Both the asymptomatic patients and their contacts were placed in isolation for two weeks, and after the fortnight, the results remained the same. “None of detected positive cases or their close contacts became symptomatic or newly confirmed with COVID-19 during the isolation period.”
Further evidence showed that “virus cultures” in the positive and repositive asymptomatic cases were all negative, “indicating no ‘viable virus' in positive cases detected in this study.”
Ages of those found to be asymptomatic ranged between 10 and 89, with the asymptomatic positive rate being “lowest in children or adolescents aged 17 and below” and highest rate found among people older than 60.
The study also made the realization that due to a weakening of the virus itself, “newly infected persons were more likely to be asymptomatic and with a lower viral load than earlier infected cases.”
These results are not without precedent. In June, Dr. Maria Van Kerkhove, head of the World Health Organization’s (WHO) emerging diseases and zoonosis unit, shed doubt upon asymptomatic transmission. Speaking at a press conference, Van Kerkhove explained, “From the data we have, it still seems to be rare that an asymptomatic person actually transmits onward to a secondary individual.”
She then repeated the words “It’s very rare,” but despite her word choice of “rare,” Van Kerkhove could not point to a single case of asymptomatic transmission, noting that numerous reports “were not finding secondary transmission onward.”
Her comments went against the predominant narrative justifying lockdowns, and at the time the American Institute for Economic Research (AIER) highlighted that “she undermined the last bit of rationale there could be for lockdowns, mandated masks, social distancing regulation, and the entire apparatus of compulsion and coercion under which we’ve lived for three months.”
Swift to act, the WHO performed a U-turn, and the next day Van Kerkhove then declared that asymptomatic transmission was a “really complex question … We don’t actually have that answer yet.”
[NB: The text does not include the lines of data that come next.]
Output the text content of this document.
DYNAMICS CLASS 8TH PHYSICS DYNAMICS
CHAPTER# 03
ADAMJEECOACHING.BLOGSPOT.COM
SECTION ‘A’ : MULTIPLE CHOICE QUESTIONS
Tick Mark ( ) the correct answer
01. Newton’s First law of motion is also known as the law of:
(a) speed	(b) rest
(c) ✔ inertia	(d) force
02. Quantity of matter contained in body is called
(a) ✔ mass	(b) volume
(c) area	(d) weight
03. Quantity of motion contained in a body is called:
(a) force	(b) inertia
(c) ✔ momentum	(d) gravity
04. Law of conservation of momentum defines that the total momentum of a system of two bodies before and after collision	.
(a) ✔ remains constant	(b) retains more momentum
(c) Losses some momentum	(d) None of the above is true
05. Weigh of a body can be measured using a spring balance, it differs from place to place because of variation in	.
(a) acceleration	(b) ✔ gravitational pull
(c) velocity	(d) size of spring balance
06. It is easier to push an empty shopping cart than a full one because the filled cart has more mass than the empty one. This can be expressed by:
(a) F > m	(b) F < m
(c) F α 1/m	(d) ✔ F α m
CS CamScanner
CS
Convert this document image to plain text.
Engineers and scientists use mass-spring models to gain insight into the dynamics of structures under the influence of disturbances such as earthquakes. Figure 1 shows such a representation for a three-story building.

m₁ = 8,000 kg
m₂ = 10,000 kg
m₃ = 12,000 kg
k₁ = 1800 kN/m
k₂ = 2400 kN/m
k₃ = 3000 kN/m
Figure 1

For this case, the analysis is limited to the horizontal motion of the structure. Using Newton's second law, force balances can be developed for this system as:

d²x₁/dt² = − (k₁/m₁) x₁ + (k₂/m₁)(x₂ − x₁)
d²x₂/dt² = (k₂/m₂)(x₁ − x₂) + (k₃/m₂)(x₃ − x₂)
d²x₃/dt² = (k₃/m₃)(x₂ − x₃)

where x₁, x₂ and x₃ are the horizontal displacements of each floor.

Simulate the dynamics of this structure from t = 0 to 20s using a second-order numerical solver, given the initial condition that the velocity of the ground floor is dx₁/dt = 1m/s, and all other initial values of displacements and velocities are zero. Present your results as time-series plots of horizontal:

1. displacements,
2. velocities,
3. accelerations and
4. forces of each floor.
“I think that that’s misunderstanding to state that asymptomatic transmission globally is very rare. I was referring to a small subset of studies,” she added.
However, the new Wuhan study seems to present solid, scientific evidence that asymptomatic transmission is not just rare but nonexistent. Given that it found “no evidence that the identified asymptomatic positive cases were infectious,” the study raises important questions about lockdowns.
Commenting on the study, The Conservative Tree House noted that “all of the current lockdown regulations, mask wearing requirements and social distancing rules/decrees are based on a complete fallacy of false assumptions.” The evidence presented in the study shows that “‘very rare’ actually means ‘never’ asymptomatic spread just doesn’t happen – EVER.”
Such a large scientific study of 10 million people should not be overlooked, Jeffrey Tucker argued in the AIER, as it should be “huge news,” paving the way “to open up everything immediately.” Yet media reports have been virtually nonexistent and “ignored,” a fact that Tucker explained: “The lockdown lobby ignores whatever contradicts their narrative, preferring unverified anecdotes over an actual scientific study of 10 million residents in what was the world’s first major hotspot for the disease we are trying to manage.”
The recent findings should enable society to reopen once more, according to the AIER. Without asymptomatic transmission, “the whole basis for post-curve-flattening lockdowns,” life should resume and “we could take comfort in our normal intuition that healthy people can get out and about with no risk to others.”
“We keep hearing about how we should follow the science,” Tucker added. “The claim is tired by now. We know what’s really happening.”
He closed his commentary with the question: “With solid evidence that asymptomatic spread is nonsense, we have to ask: Who is making decisions and why?"